Contra its title, this is not a volume about lesser-known, unpublished, or fragmentary manuscripts; nor does it consider juvenilia like Love and Friendship (1791) unfinished works like Sanditon (1817, currently on BBC TV), or posthumous works like Lady Susan (1871) and The Watsons (1871). Its focus is on cheap, throwaway publications that are largely absent from the most complete catalogs of Austen’s works. This is not a book for the general reader. While a diligent reading will yield interesting insights into the history of printing and publication and the reception of Austen’s oeuvre, it appeals most strongly to bibliophiles, archivists, bibliographers, serious collectors, and the most hardcore Janeites. It provides essential additions to the Austen bibliography, extending the most comprehensive survey—David Gilson’s A Bibliography of Jane Austen (1982,1997). 

Barchas offers a corrective to the conventional assumption that Austen produced exclusively domestic romances, whose audience was overwhelmingly female. Cheap editions were read by coal miners and in the trenches during WWI. Like Dickens, her works were serialized, and in schmaltzy editions produced by John Thomas Dicks in the 1880s, sensationalized to rival Penny Dreadfuls. The “yellowback” editions of the 1850s sported lurid covers that anticipated the Dime Novels. They were used as giveaways à la Gideons in the Hotel Taft and as premiums for Lever soap in the UK. Religious tract societies awarded copies as prizes and the temperance movement in Britain—the Pleasant Sunday Afternoon Society—presented promotional copies. More appositely, British suffragettes developed a proto-feminist reading of Austin. 

Austen’s works pioneered the paperback revolution, piggybacking on the critical transition from hand-set type to stereotyping, allowing multiple reuse of a single impression, and, larger runs at greatly reduced cost. Barchas convincingly demonstrates that production of these cheaper editions vastly enhanced distribution, made Austen a household name, enhanced her literary fame, and insured her transition to the literary canon. 

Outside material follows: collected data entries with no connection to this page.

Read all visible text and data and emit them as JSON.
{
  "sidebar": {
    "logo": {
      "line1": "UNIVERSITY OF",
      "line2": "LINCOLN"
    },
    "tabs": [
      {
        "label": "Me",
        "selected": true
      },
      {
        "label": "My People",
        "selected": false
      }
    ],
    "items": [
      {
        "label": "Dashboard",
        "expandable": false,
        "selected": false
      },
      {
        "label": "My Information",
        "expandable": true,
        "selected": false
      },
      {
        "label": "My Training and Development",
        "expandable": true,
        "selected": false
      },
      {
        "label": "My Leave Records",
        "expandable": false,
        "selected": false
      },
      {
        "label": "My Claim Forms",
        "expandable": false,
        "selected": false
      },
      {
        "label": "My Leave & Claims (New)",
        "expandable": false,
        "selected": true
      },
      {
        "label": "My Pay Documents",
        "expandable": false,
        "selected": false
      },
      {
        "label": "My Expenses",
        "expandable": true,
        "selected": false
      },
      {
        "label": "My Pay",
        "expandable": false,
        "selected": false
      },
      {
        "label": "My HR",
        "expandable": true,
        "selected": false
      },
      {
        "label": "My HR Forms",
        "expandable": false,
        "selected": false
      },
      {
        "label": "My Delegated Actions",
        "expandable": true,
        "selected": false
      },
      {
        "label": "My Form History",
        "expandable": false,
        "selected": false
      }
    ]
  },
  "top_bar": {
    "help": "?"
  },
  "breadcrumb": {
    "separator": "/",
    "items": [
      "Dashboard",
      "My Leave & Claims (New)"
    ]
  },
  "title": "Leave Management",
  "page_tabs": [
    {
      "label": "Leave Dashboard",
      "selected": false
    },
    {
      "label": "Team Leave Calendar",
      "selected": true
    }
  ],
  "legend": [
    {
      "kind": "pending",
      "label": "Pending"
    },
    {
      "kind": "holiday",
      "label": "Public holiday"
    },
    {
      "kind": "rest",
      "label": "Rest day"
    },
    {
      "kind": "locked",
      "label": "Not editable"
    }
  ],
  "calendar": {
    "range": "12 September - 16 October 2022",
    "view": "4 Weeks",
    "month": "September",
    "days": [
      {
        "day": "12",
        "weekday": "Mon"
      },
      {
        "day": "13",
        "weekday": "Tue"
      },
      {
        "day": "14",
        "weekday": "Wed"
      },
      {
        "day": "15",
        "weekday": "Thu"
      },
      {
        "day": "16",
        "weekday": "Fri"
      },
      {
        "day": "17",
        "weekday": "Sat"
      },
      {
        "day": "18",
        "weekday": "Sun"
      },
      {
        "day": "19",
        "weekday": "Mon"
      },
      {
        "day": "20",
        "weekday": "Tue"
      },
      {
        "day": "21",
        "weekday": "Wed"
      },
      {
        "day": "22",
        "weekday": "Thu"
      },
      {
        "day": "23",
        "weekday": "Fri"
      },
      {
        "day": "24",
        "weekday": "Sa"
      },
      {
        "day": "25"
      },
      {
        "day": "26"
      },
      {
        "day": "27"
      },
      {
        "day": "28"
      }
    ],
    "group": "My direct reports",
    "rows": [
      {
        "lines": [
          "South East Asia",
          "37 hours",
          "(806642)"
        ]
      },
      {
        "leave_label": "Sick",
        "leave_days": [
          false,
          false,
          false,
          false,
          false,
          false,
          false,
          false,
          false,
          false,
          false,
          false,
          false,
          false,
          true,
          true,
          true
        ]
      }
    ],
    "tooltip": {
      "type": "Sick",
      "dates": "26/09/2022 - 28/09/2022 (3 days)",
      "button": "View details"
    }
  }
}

Although associated with children’s books in the 1890s, and widely distributed by Paperback Books to troops in WWII, the 1950s retrenchment to domesticity issued in their primary association with women. Currently, Janeites (fans) seem to be largely female and gay males. (Cf. Deidre Lynch, ed. Janeites: Austen’s Disciples and Devotees, 2000). Her popularity predictably led to parodic refractions—Pride and Prejudice and Zombies (2016), three Hallmark Christmas movies (2018-19), and Kate Coombs’ Good Night Mr. Darcy (2014). 

Barchas provides the deep historical substratum that underlies her enduring popularity and marketability, a context that perchance will promote her goal of spurring private collectors and archivists to cooperatively gather these ephemeral materials into a single central location made available to students and scholars.

Louis J. Kern (ΦBK, Clark University) is professor emeritus of history at Hofstra University. Hofstra University is home to the Omega of New York chapter of Phi Beta Kappa.